Optimizing CT brain perfusion protocols is a challenge because of the complex interaction between image acquisition, calculation of perfusion data, and patient hemodynamics. Several digital phantoms have been developed to avoid unnecessary patient exposure or suboptimum choice of parameters. The authors expand this idea by using realistic noise patterns and measured tissue attenuation curves representing patient-specific hemodynamics. The purpose of this work is to validate that this approach can realistically simulate mean perfusion values and noise on perfusion data for individual patients.Methods:
The proposed 4D digital phantom consists of three major components: (1) a definition of the spatial structure of various brain tissues within the phantom, (2) measured tissue attenuation curves, and (3) measured noise patterns.
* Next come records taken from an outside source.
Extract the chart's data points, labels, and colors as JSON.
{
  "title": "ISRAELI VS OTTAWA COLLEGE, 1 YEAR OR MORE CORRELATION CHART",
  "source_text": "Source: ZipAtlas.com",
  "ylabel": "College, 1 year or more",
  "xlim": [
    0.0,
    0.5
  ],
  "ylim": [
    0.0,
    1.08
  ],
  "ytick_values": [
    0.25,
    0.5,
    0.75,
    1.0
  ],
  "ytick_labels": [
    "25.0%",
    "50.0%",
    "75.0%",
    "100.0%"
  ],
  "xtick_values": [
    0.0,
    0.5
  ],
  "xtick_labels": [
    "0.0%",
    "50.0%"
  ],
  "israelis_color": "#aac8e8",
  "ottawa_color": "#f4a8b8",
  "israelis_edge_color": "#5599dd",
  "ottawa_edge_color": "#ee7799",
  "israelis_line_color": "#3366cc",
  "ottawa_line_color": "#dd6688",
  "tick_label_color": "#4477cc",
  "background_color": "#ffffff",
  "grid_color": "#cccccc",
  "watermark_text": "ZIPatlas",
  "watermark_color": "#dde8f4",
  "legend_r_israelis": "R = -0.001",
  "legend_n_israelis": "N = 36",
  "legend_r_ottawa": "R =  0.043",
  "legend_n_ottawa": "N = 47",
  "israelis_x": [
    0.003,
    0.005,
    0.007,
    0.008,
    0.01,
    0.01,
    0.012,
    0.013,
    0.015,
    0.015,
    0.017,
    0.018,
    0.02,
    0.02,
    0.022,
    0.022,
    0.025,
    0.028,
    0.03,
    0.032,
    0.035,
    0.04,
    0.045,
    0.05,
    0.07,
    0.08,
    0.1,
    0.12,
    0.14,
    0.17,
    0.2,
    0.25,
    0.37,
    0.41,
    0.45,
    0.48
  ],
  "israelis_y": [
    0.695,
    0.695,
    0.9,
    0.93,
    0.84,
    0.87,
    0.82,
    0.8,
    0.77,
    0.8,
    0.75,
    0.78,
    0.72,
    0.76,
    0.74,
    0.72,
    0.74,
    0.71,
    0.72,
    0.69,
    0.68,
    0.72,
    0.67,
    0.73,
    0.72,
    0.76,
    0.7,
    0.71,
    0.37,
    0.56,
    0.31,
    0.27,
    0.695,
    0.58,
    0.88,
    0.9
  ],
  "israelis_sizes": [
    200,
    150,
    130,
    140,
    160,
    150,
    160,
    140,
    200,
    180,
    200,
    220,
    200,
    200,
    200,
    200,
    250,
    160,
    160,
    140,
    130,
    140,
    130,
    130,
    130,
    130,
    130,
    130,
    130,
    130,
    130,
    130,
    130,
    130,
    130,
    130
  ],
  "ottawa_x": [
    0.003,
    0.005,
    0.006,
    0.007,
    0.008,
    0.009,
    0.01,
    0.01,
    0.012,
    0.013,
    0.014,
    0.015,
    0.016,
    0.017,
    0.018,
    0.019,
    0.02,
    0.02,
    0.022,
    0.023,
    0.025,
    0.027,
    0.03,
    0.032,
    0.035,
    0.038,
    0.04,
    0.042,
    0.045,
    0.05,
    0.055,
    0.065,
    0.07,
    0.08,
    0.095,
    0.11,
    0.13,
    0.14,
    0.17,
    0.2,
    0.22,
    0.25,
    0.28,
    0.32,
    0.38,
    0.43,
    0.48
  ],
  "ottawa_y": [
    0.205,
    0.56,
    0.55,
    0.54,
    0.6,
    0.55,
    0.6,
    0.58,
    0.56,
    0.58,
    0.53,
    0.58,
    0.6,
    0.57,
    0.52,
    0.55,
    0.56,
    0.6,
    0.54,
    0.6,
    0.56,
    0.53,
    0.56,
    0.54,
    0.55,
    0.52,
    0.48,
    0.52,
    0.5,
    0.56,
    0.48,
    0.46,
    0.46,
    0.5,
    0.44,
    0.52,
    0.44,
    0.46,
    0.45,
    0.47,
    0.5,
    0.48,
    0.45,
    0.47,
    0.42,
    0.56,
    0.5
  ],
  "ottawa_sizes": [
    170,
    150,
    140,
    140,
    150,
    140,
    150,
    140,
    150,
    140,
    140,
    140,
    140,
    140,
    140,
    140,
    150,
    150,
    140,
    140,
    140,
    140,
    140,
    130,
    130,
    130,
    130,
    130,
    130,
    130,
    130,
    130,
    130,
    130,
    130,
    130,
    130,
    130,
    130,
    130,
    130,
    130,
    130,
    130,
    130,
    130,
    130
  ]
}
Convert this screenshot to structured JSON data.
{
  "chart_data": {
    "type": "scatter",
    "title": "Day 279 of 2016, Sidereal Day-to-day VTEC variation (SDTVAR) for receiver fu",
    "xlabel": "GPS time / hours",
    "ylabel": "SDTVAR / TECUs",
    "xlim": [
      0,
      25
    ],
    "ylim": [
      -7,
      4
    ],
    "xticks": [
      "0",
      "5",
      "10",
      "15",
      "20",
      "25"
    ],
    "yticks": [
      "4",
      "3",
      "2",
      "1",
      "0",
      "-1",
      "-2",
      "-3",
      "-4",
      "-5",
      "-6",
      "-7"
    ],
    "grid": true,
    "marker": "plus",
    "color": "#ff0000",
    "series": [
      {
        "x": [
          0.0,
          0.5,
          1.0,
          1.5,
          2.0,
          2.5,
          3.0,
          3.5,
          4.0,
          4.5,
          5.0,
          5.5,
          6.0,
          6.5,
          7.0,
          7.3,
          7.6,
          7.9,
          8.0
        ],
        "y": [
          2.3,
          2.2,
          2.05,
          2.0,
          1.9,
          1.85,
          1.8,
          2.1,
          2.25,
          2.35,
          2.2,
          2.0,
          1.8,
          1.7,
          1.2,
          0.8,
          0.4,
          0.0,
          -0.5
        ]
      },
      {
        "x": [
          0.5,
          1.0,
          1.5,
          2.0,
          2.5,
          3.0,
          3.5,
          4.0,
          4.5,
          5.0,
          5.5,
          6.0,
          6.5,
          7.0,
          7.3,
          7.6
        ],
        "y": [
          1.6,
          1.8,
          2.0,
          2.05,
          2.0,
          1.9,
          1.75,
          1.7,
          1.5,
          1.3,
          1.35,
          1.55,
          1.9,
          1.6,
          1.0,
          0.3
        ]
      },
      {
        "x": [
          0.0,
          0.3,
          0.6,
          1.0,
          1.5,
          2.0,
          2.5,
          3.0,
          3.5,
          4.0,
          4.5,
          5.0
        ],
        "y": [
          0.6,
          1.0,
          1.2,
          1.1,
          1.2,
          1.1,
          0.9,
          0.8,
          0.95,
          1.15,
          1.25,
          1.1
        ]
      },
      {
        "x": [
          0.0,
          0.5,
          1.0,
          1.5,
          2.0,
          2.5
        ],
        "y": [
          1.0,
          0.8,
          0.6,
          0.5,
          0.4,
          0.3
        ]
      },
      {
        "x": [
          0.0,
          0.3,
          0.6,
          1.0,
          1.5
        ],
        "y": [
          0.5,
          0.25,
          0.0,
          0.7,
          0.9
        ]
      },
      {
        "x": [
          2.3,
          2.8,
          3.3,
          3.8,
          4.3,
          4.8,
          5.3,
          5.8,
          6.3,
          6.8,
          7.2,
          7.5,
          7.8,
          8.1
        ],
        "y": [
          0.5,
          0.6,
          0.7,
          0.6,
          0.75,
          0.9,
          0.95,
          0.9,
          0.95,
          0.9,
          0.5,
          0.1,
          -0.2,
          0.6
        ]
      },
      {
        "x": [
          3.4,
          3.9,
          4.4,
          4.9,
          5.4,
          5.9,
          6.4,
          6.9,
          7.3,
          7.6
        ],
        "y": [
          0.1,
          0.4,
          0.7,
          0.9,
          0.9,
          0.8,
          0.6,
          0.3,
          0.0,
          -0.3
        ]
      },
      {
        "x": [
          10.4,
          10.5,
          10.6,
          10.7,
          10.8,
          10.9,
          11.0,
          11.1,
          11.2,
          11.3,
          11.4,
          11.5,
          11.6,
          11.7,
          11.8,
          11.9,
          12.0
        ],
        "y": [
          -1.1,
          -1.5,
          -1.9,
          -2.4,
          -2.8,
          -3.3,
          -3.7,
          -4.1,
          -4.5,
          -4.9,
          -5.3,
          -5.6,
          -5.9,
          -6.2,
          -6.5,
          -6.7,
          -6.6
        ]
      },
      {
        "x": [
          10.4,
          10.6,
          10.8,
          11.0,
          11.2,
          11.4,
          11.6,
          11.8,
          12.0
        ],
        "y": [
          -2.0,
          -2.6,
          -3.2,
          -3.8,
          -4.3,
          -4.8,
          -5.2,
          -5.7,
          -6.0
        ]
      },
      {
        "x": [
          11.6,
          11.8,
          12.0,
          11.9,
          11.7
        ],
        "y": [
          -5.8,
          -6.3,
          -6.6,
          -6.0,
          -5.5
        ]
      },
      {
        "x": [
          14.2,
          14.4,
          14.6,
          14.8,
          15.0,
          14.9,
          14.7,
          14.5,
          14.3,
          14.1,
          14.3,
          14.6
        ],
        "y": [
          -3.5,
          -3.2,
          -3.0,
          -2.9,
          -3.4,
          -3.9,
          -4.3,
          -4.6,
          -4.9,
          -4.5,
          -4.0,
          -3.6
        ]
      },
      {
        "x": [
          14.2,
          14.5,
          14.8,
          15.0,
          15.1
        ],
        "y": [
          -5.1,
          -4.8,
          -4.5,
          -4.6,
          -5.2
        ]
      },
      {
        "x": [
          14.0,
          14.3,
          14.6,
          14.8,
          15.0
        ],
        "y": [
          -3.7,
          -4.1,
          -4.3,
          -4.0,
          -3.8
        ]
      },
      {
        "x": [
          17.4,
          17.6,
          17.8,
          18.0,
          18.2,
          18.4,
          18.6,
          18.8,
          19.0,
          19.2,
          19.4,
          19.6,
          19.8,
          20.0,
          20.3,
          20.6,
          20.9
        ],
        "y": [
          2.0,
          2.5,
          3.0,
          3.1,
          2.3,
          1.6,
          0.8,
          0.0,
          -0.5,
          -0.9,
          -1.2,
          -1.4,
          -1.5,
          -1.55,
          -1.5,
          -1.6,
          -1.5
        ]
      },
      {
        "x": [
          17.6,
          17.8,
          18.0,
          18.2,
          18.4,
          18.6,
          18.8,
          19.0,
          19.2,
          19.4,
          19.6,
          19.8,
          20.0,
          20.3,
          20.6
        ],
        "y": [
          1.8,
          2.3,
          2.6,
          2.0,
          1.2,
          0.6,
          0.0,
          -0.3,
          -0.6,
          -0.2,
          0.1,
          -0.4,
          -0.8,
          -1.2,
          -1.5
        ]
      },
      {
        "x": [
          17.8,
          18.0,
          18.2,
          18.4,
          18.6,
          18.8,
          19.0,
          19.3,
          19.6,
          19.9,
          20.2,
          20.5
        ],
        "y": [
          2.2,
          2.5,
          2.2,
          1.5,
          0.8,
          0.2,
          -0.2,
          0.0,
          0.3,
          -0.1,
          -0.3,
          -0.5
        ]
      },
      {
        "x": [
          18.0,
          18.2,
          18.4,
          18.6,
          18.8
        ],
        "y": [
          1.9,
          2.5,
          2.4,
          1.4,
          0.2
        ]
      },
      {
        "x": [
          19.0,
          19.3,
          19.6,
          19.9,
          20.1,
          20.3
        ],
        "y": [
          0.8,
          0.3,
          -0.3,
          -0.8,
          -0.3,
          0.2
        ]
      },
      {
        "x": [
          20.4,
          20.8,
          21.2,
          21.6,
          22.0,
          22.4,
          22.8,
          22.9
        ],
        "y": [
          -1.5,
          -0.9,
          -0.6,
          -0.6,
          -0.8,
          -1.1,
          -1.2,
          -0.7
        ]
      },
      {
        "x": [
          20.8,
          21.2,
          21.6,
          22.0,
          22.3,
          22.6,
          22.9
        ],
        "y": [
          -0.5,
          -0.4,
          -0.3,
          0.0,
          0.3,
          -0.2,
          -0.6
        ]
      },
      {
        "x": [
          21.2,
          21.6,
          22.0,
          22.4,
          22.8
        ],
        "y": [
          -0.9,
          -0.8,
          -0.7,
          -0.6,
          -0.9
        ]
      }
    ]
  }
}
Tissue attenuation curves were measured in patient data using regions of interest in gray matter and white matter. By assigning the tissue attenuation curves to the corresponding tissue curves within the phantom, patient-specific CTP acquisitions were retrospectively simulated. Noise patterns were acquired by repeatedly scanning an anthropomorphic skull phantom at various exposure settings. The authors selected 20 consecutive patients that were scanned for suspected ischemic stroke and constructed patient-specific 4D digital phantoms using the individual patients' hemodynamics. The perfusion maps of the patient data were compared with the digital phantom data. Agreement between phantom- and patient-derived data was determined for mean perfusion values and for standard deviation in de perfusion data using intraclass correlation coefficients (ICCs) and a linear fit.Results:
ICCs ranged between 0.92 and 0.99 for mean perfusion values. ICCs for the standard deviation in perfusion maps were between 0.86 and 0.93. Linear fitting yielded slope values between 0.90 and 1.06.Conclusions:
A patient-specific 4D digital phantom allows for realistic simulation of mean values and standard deviation in perfusion data and makes it possible to retrospectively study how the interaction of patient hemodynamics and scan parameters affects CT perfusion values.